By on Febbraio 15, 2021

1.La Corte di cassazione torna a pronunciarsi sulle problematiche sottese alla manifestazione del consenso informato ai trattamenti sanitari nella sentenza n. 29469 del 2020, con cui viene espresso un principio di diritto che si inserisce perfettamente nel quadro dei principi costituzionali, alla luce della giurisprudenza della Corte costituzionale e della stessa Corte di cassazione, e, in prospettiva (considerando che i fatti oggetto di giudizio sono precedenti alla sua entrata in vigore), anche della legge n. 219 del 2017, in materia di disposizioni anticipate di trattamento.

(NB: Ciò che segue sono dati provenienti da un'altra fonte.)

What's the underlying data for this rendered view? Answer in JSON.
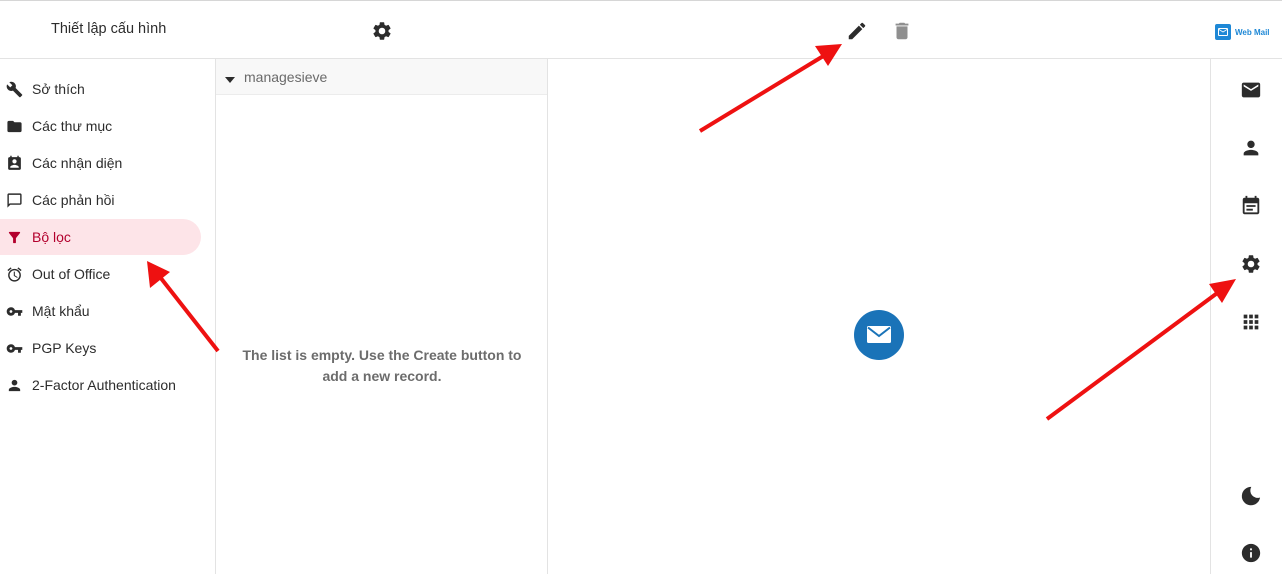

La peculiarità della decisione risiede nel fatto che nel caso di specie la paziente è Testimone di Geova: ciò, indubitabilmente, arricchisce di ulteriori profili di riflessione le ormai pacifiche e acquisite conclusioni in materia, senza però che si possa tracciare una netta linea di differenziazione fra il trattamento riservato a questa specifica categoria di soggetti e coloro che non aderiscono a quella fede religiosa.
2.La Corte di cassazione stabilisce, cassando con rinvio la sentenza della Corte di Appello di Milano, giunta insieme al Tribunale di primo grado a opposta conclusione, che “il Testimone di Geova, che fa valere il diritto di autodeterminazione in materia di trattamento sanitario a tutela della libertà di professare la propria fede religiosa, ha il diritto di rifiutare l’emotrasfusione pur avendo prestato il consenso al diverso trattamento che abbia successivamente richiesto la trasfusione, anche con dichiarazione formulata prima del trattamento medesimo, purché dalla stessa emerga in modo inequivoco la volontà di impedire la trasfusione anche in ipotesi di pericolo di vita”.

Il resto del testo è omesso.